Intelligence and Success
This is a pretty touchy subject in my opinion, but one worth some attention. La Shawn Barber has opened this subject and she seems to be doing a pretty thorough job of addressing it. Her post titled Intelligence: Some Research is quite interesting.
I am one of those high scoring folks when it comes to qualification tests. I scored at the top on my military AFQT with a 99. I was also told that I scored higher than any applicant had ever scored when applying for a job in an oil refinery after discharging from the US Air Force. There were approximately 2000 people applying for five positions. I got hired. That test was a combined test of math, mechanics, and chemical knowledge. Most of it was the general IQ type of questions. I don’t know that I have ever taken a real IQ test, but I scored in the top 1% on the first Internet IQ test I ever took. I think that is pretty good from what their statistics said.
Now from the perspective of someone who has scored reasonably high on intelligence measuring tests, I will guarantee you that your score on these tests in itself has little impact on your overall success in life. I believe that success in life is mostly a choice and is definitely relative. By relative I mean that each person has a different scale for measuring success. By choice I mean that you have a choice in how you respond to the results of an situation where you “fail” to measure up. Yes, you needed to score good to even get an interview with that refinery mentioned earlier. If you measure success as getting a job in a refinery then I guess you are not very successful if you did not score high enough to get an interview. With that said I will acknowledge that a person’s ability to gather and retain information will help in becoming and remaining successful, but I do not believe it is the determining factor in most circumstances. What do I think is most important? I think that attitude, personality, education, motivation, social skills, and current social environment are all very important factors in just about career related success measurement.
I said that these tests within themselves have little to do with your level of success. I do believe that the way people let their view of themselves become degraded based on how they perform on these tests does affect success in life in general. How can it not? When you fail to get an interview for a job or you fail to get accepted into a college or you fail to get your first choice of jobs in the military, you can easily get depressed and loose motivation to do something different that you can be successful at.

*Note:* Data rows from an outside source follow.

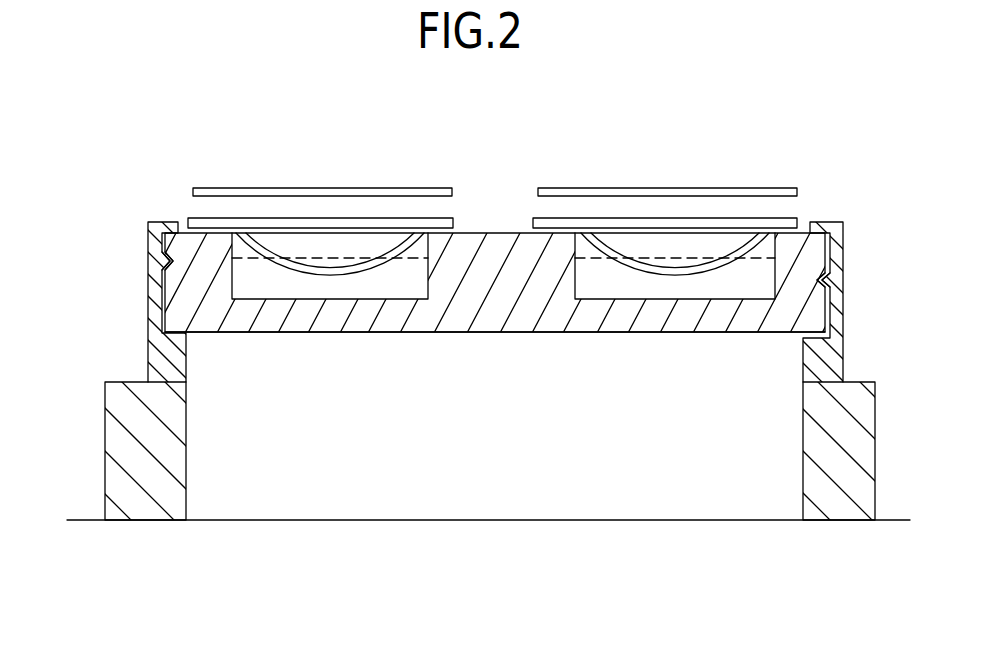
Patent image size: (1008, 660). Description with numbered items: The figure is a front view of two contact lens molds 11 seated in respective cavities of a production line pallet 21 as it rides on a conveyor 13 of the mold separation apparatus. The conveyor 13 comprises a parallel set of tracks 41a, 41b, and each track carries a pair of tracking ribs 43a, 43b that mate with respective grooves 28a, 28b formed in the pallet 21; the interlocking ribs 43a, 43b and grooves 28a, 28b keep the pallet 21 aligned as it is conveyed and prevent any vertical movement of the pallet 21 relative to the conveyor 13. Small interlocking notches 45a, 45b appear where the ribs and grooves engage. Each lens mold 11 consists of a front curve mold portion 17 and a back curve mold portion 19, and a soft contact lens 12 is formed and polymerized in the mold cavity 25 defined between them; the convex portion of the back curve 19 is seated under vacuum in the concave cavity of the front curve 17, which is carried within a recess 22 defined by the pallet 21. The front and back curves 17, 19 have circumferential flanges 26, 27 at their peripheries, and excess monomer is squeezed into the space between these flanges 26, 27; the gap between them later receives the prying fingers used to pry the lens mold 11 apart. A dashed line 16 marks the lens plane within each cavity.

The conveyor 13 is at (100, 186).
The contact lens mold 11 is at (500, 174).
The soft contact lens 12 is at (366, 299).
The focal plane 16 is at (276, 260).
The front curve mold portion 17 is at (352, 238).
The back curve mold portion 19 is at (392, 210).
The production line pallet 21 is at (518, 333).
The recess 22 is at (430, 299).
The mold cavity 25 is at (321, 299).
The circumferential flange 26 is at (213, 188).
The circumferential flange 27 is at (200, 220).
The groove 28a is at (178, 263).
The groove 28b is at (818, 278).
The track 41a is at (160, 378).
The track 41b is at (850, 395).
The tracking rib 43a is at (178, 304).
The tracking rib 43b is at (815, 256).
The left engaging notch 45a is at (165, 256).
The right engaging notch 45b is at (827, 279).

I have been on the other end of this subject. I scored well when tested and tended to perform well against my peers technically, but I still did not blast out into great success. Where I had a problem for the longest time had nothing to do with my test scores. My problem had to do with my heart. I treated people badly. I had a bad attitude and I pretty much didn’t care what people thought or at least that was the attitude that I intentionally displayed. I have learned the hard way how attitude can affect success. The reasons for my attitude are a story for another day. Now I try to measure everything against God’s standard rather than my own. I am much more successful than ever as a result. I think that everyone has an opportunity for success in this country today no matter what their race is or how they scored on some test. You just have to get your head screwed on straight and put the failures behind you no matter what the failures or how they were dealt into your life.